Novos hábitos e a salvação

Antes que comecemos a pensar em outras coisas, antes que o Campeonato Brasileiro esquente de novo, e que o Felipão se imponha como assunto de todas as colunas, gostaria de fazer algumas reflexões, certamente inúteis, sobre acontecimentos que me tem preocupado.

Ugo Giorgetti, ugog@grupoestado.com.br, O Estado de S.Paulo

18 de julho de 2010 | 00h00

Frequentemente penso sobre esses jovens jogadores que surgem no Brasil. O que sabemos sobre eles? Nada. Pertencem a um mundo inteiramente desconhecido para gente de classe média boa, como somos eu e provavelmente a maioria dos leitores do Estado. Estou certo de que essa profusão de filmes feitos sobre a periferia, esse monte de publicações, estudos e matérias não nos esclarecem em nada.
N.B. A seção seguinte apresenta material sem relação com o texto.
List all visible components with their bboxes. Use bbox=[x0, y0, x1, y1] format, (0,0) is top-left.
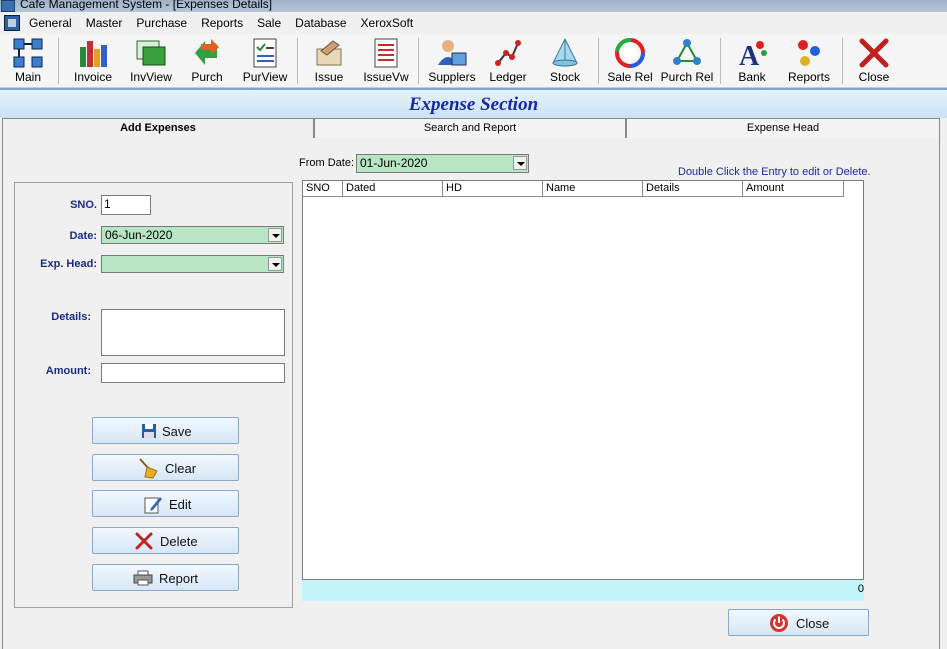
ledger-icon bbox=[495, 40, 521, 66]
column-header-name[interactable]: Name bbox=[543, 181, 643, 197]
sno-field[interactable]: 1 bbox=[101, 195, 151, 215]
toolbar-separator bbox=[598, 38, 599, 84]
floppy-disk-icon bbox=[142, 424, 156, 438]
printer-icon bbox=[133, 570, 153, 586]
column-header-details[interactable]: Details bbox=[643, 181, 743, 197]
toolbar-separator bbox=[58, 38, 59, 84]
menu-database[interactable]: Database bbox=[288, 16, 353, 30]
toolbar-purview-button[interactable]: PurView bbox=[238, 34, 292, 88]
toolbar: Main Invoice InvView Purch PurView Issue bbox=[0, 34, 947, 88]
menu-general[interactable]: General bbox=[22, 16, 79, 30]
toolbar-issuevw-button[interactable]: IssueVw bbox=[360, 34, 412, 88]
chevron-down-icon[interactable] bbox=[268, 257, 282, 271]
chevron-down-icon[interactable] bbox=[513, 156, 527, 170]
section-header: Expense Section bbox=[0, 88, 947, 118]
expense-grid[interactable]: SNO Dated HD Name Details Amount bbox=[302, 180, 864, 580]
menu-master[interactable]: Master bbox=[79, 16, 130, 30]
close-icon bbox=[859, 38, 889, 68]
record-count: 0 bbox=[857, 583, 864, 595]
title-bar: Cafe Management System - [Expenses Detai… bbox=[0, 0, 947, 12]
details-field[interactable] bbox=[101, 309, 285, 356]
broom-icon bbox=[139, 458, 158, 479]
app-icon bbox=[1, 0, 15, 12]
edit-button[interactable]: Edit bbox=[92, 490, 239, 517]
date-label: Date: bbox=[69, 230, 97, 242]
stock-icon bbox=[552, 37, 578, 67]
tab-expense-head[interactable]: Expense Head bbox=[626, 118, 940, 138]
column-header-hd[interactable]: HD bbox=[443, 181, 543, 197]
menu-bar: General Master Purchase Reports Sale Dat… bbox=[0, 12, 947, 34]
issuevw-icon bbox=[374, 38, 398, 68]
supplers-icon bbox=[438, 40, 467, 66]
toolbar-separator bbox=[842, 38, 843, 84]
details-label: Details: bbox=[51, 311, 91, 323]
menu-sale[interactable]: Sale bbox=[250, 16, 288, 30]
purch-icon bbox=[195, 39, 219, 65]
system-menu-icon[interactable] bbox=[4, 15, 20, 31]
toolbar-bank-button[interactable]: A Bank bbox=[728, 34, 776, 88]
sale-rel-icon bbox=[615, 38, 645, 68]
date-value: 06-Jun-2020 bbox=[105, 228, 173, 242]
amount-label: Amount: bbox=[45, 365, 91, 377]
delete-button[interactable]: Delete bbox=[92, 527, 239, 554]
total-bar: 0 bbox=[302, 580, 864, 601]
toolbar-close-button[interactable]: Close bbox=[850, 34, 898, 88]
main-icon bbox=[13, 38, 43, 68]
grid-header: SNO Dated HD Name Details Amount bbox=[303, 181, 844, 197]
from-date-picker[interactable]: 01-Jun-2020 bbox=[356, 154, 529, 173]
column-header-sno[interactable]: SNO bbox=[303, 181, 343, 197]
tab-strip: Add Expenses Search and Report Expense H… bbox=[2, 118, 940, 139]
toolbar-separator bbox=[720, 38, 721, 84]
tab-add-expenses[interactable]: Add Expenses bbox=[2, 118, 314, 139]
column-header-dated[interactable]: Dated bbox=[343, 181, 443, 197]
from-date-value: 01-Jun-2020 bbox=[360, 156, 428, 170]
tab-search-and-report[interactable]: Search and Report bbox=[314, 118, 626, 138]
toolbar-invview-button[interactable]: InvView bbox=[124, 34, 178, 88]
reports-icon bbox=[798, 40, 820, 66]
toolbar-separator bbox=[418, 38, 419, 84]
bank-icon: A bbox=[739, 41, 767, 69]
purview-icon bbox=[253, 38, 277, 68]
sno-label: SNO. bbox=[70, 199, 97, 211]
toolbar-issue-button[interactable]: Issue bbox=[304, 34, 354, 88]
invview-icon bbox=[136, 40, 166, 66]
invoice-icon bbox=[80, 41, 107, 67]
exp-head-combo[interactable] bbox=[101, 255, 284, 273]
exp-head-label: Exp. Head: bbox=[40, 258, 97, 270]
date-picker[interactable]: 06-Jun-2020 bbox=[101, 226, 284, 244]
column-header-amount[interactable]: Amount bbox=[743, 181, 844, 197]
toolbar-stock-button[interactable]: Stock bbox=[540, 34, 590, 88]
toolbar-separator bbox=[297, 38, 298, 84]
toolbar-reports-button[interactable]: Reports bbox=[784, 34, 834, 88]
edit-pencil-icon bbox=[144, 497, 162, 514]
toolbar-invoice-button[interactable]: Invoice bbox=[66, 34, 120, 88]
toolbar-purch-button[interactable]: Purch bbox=[182, 34, 232, 88]
amount-field[interactable] bbox=[101, 363, 285, 383]
toolbar-supplers-button[interactable]: Supplers bbox=[424, 34, 480, 88]
purch-rel-icon bbox=[673, 39, 701, 65]
power-icon bbox=[770, 614, 788, 632]
window-title: Cafe Management System - [Expenses Detai… bbox=[20, 0, 273, 11]
issue-icon bbox=[316, 40, 342, 66]
toolbar-main-button[interactable]: Main bbox=[4, 34, 52, 88]
report-button[interactable]: Report bbox=[92, 564, 239, 591]
chevron-down-icon[interactable] bbox=[268, 228, 282, 242]
menu-reports[interactable]: Reports bbox=[194, 16, 250, 30]
delete-x-icon bbox=[135, 532, 153, 550]
toolbar-sale-rel-button[interactable]: Sale Rel bbox=[604, 34, 656, 88]
edit-hint: Double Click the Entry to edit or Delete… bbox=[678, 166, 871, 178]
menu-xeroxsoft[interactable]: XeroxSoft bbox=[354, 16, 421, 30]
section-title: Expense Section bbox=[408, 94, 539, 115]
clear-button[interactable]: Clear bbox=[92, 454, 239, 481]
save-button[interactable]: Save bbox=[92, 417, 239, 444]
toolbar-purch-rel-button[interactable]: Purch Rel bbox=[660, 34, 714, 88]
from-date-label: From Date: bbox=[299, 157, 355, 169]
toolbar-ledger-button[interactable]: Ledger bbox=[484, 34, 532, 88]
close-button[interactable]: Close bbox=[728, 609, 869, 636]
menu-purchase[interactable]: Purchase bbox=[129, 16, 194, 30]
Falam e estão sempre na superfície. Pensam que retratam alguma coisa, mas nunca o essencial. Porque o essencial está oculto, é muito amplo, muito vasto para o nosso entendimento. Vivemos completamente separados desse pessoal de baixíssima condição. A nossa única forma de contato é que falamos mais ou menos a mesma língua. O resto são diálogos profissionais, breves, escassos.

Mas de repente algo das profundezas emerge e então ficamos atônitos, como nesse caso do goleiro Bruno, do Flamengo, e daí me vem a pergunta: quem são esses jogadores? Como a cabeça deles processa as mudanças de estado social, econômico, etc., quando passam do quase zero para quatrocentos mil reais mensais?
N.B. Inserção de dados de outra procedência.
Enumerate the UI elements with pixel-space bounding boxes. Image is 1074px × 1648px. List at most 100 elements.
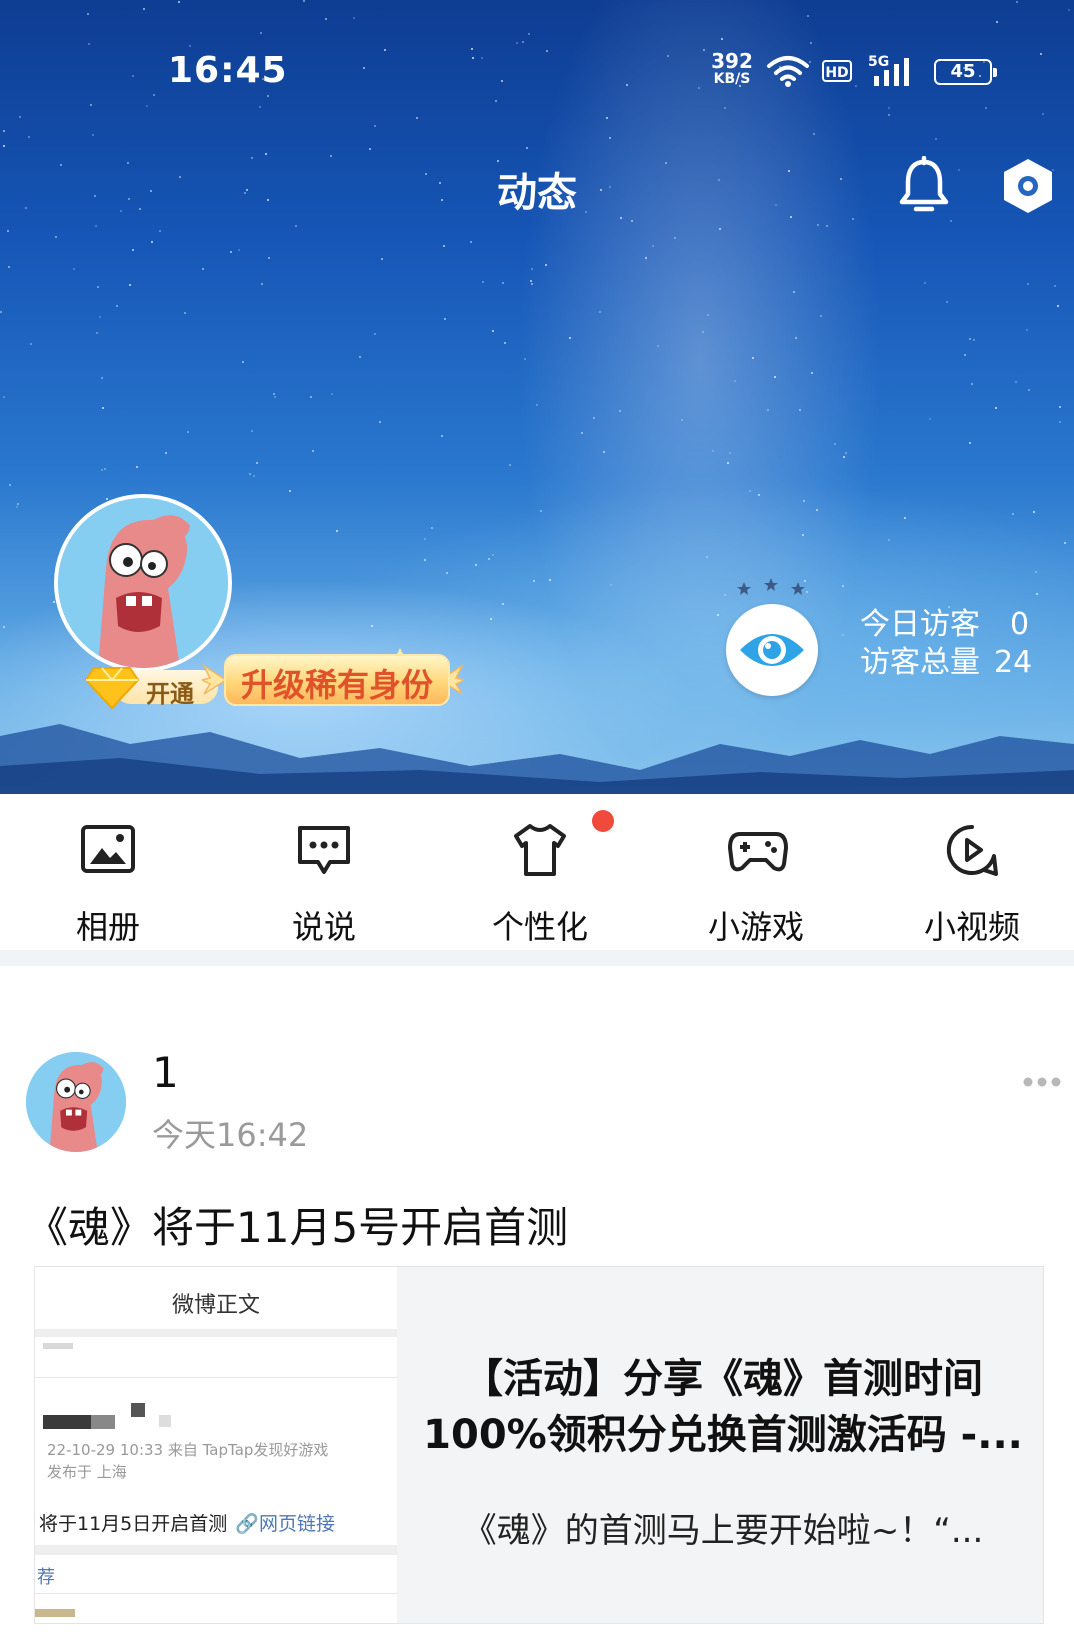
thumbnail-body: 将于11月5日开启首测 🔗网页链接	[39, 1509, 335, 1536]
star-dot	[249, 473, 251, 475]
star-dot	[379, 421, 381, 423]
star-dot	[202, 268, 204, 270]
star-dot	[251, 430, 253, 432]
star-dot	[924, 282, 926, 284]
star-dot	[799, 409, 801, 411]
stars-decoration-icon	[737, 578, 805, 595]
star-dot	[303, 0, 305, 2]
star-dot	[657, 345, 659, 347]
network-speed-value: 392	[711, 49, 753, 73]
tshirt-icon	[514, 824, 566, 876]
star-dot	[810, 42, 812, 44]
star-dot	[950, 220, 952, 222]
star-dot	[1033, 511, 1035, 513]
star-dot	[353, 17, 355, 19]
post-author-name[interactable]: 1	[152, 1048, 179, 1097]
star-dot	[101, 469, 103, 471]
thumbnail-weblink-text: 网页链接	[258, 1513, 335, 1535]
star-dot	[153, 94, 155, 96]
star-dot	[1016, 1, 1018, 3]
visitors-total-value: 24	[994, 645, 1033, 680]
star-dot	[817, 224, 819, 226]
star-dot	[1057, 305, 1059, 307]
star-dot	[475, 564, 477, 566]
quick-action-label: 个性化	[491, 908, 588, 946]
star-dot	[964, 354, 966, 356]
star-dot	[3, 130, 5, 132]
quick-action-short-video[interactable]: 小视频	[864, 794, 1074, 950]
settings-gear-icon[interactable]	[1002, 157, 1054, 215]
star-dot	[1042, 113, 1044, 115]
star-dot	[599, 311, 601, 313]
visitor-stats[interactable]: 今日访客 0 访客总量 24	[860, 606, 1032, 682]
quick-action-personalize[interactable]: 个性化	[432, 794, 648, 950]
star-dot	[842, 585, 844, 587]
star-dot	[996, 21, 998, 23]
star-dot	[524, 358, 526, 360]
star-dot	[703, 49, 705, 51]
star-dot	[904, 517, 906, 519]
star-dot	[444, 318, 446, 320]
star-dot	[443, 245, 445, 247]
star-dot	[289, 490, 291, 492]
star-dot	[441, 435, 443, 437]
visitors-today-value: 0	[1010, 607, 1030, 642]
star-dot	[53, 601, 55, 603]
star-dot	[242, 361, 244, 363]
star-dot	[816, 509, 818, 511]
bell-icon[interactable]	[896, 156, 952, 216]
star-dot	[19, 116, 21, 118]
star-dot	[87, 13, 89, 15]
star-dot	[1026, 329, 1028, 331]
star-dot	[136, 466, 138, 468]
star-dot	[431, 527, 433, 529]
star-dot	[806, 591, 808, 593]
star-dot	[581, 432, 583, 434]
star-dot	[3, 626, 5, 628]
quick-action-mini-games[interactable]: 小游戏	[648, 794, 864, 950]
star-dot	[852, 218, 854, 220]
visitors-today: 今日访客 0	[860, 606, 1032, 644]
star-dot	[189, 45, 191, 47]
gamepad-icon	[728, 832, 788, 872]
star-dot	[929, 418, 931, 420]
star-dot	[530, 280, 532, 282]
thumbnail-location: 发布于 上海	[47, 1463, 127, 1481]
star-dot	[96, 332, 98, 334]
star-dot	[546, 50, 548, 52]
star-dot	[834, 443, 836, 445]
upgrade-rare-identity-button[interactable]: 升级稀有身份	[202, 640, 464, 720]
cover-banner[interactable]: 16:45 392 KB/S HD 5G 45 动态 开通 升级稀有身份 今日访…	[0, 0, 1074, 794]
star-dot	[813, 133, 815, 135]
link-card-title-line1: 【活动】分享《魂》首测时间	[463, 1356, 983, 1402]
quick-actions-bar: 相册 说说 个性化 小游戏 小视频	[0, 794, 1074, 950]
thumbnail-meta: 22-10-29 10:33 来自 TapTap发现好游戏	[47, 1441, 329, 1459]
quick-action-moments[interactable]: 说说	[216, 794, 432, 950]
star-dot	[528, 33, 530, 35]
shared-link-card[interactable]: 微博正文 22-10-29 10:33 来自 TapTap发现好游戏 发布于 上…	[34, 1266, 1044, 1624]
star-dot	[758, 494, 760, 496]
visitor-button[interactable]	[726, 604, 818, 696]
star-dot	[416, 117, 418, 119]
star-dot	[734, 380, 736, 382]
battery-indicator: 45	[934, 59, 997, 85]
star-dot	[146, 105, 148, 107]
quick-action-album[interactable]: 相册	[0, 794, 216, 950]
star-dot	[606, 117, 608, 119]
post-author-avatar[interactable]	[26, 1052, 126, 1152]
star-dot	[667, 55, 669, 57]
post-text: 《魂》将于11月5号开启首测	[26, 1203, 569, 1252]
star-dot	[132, 75, 134, 77]
section-divider	[0, 950, 1074, 966]
more-options-icon[interactable]	[1022, 1076, 1062, 1088]
diamond-icon	[84, 667, 140, 710]
star-dot	[374, 125, 376, 127]
star-dot	[1068, 9, 1070, 11]
star-dot	[470, 241, 472, 243]
link-card-description: 《魂》的首测马上要开始啦~！“...	[462, 1511, 984, 1551]
star-dot	[17, 503, 19, 505]
star-dot	[104, 468, 106, 470]
star-dot	[132, 249, 134, 251]
network-speed-unit: KB/S	[713, 71, 751, 87]
star-dot	[888, 114, 890, 116]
Entre o zero e os quatrocentos mil reais está o segredo do que não sabemos. É nesse hiato que as monstruosidades se formam, porque a quem esse jovens recorrem para se adaptar ao novo estado? Em que modelos se baseiam? No que estudaram nas escolas? Nas imagens da tv? No que aprendem no ambiente do clube em que se iniciam?

Eles têm uma só alternativa de modelo: os evangélicos. Na medida em que outras religiões, por algumas razões, perderam força e contato com as massas, os evangélicos surgem como a grande salvação.

Há vários anos que venho observando, como qualquer torcedor, a entrada dos evangélicos no mundo do futebol. Desde os Atletas de Cristo até agora, um exército de jogadores religiosos se formou no Brasil. Chegaram inclusive à seleção brasileira, onde a influência evangélica começava já na comissão técnica que conduziu o Brasil na última Copa, na África do Sul.

Toda essa conversa evangélica, principalmente quando inclui uma dose de fanatismo, tende a irritar muito quem se formou no livre pensamento e dentro de uma certa tradição cultural que remonta há muitos anos, para não dizer séculos. Entregar-se a Jesus ou a quem supostamente o representa, parece não mais do que uma maneira de abdicar da própria independência e da própria autonomia.

Mas há o outro lado da questão e são exatamente esses últimos e tristemente policialescos acontecimentos no mundo do futebol que fazem pensar nele. Se a família constituída está em frangalhos, se a escola pública também, se o estado como um todo falha estrepitosamente em todas as instâncias, se o mundo da delinquência está sempre tão perigosamente perto dessa classe social, a fuga para a religião me parece natural para esses jovens que querem de qualquer maneira sobreviver aos perigos que vêm ou intuem.

E nesse sentido compreendo perfeitamente, e até apoio, a opção evangélica. Lamento apenas que seja a única. Penso que deveria haver muito mais opções disponíveis no horizonte do jogador brasileiro de classe baixa, desvalido e solitário.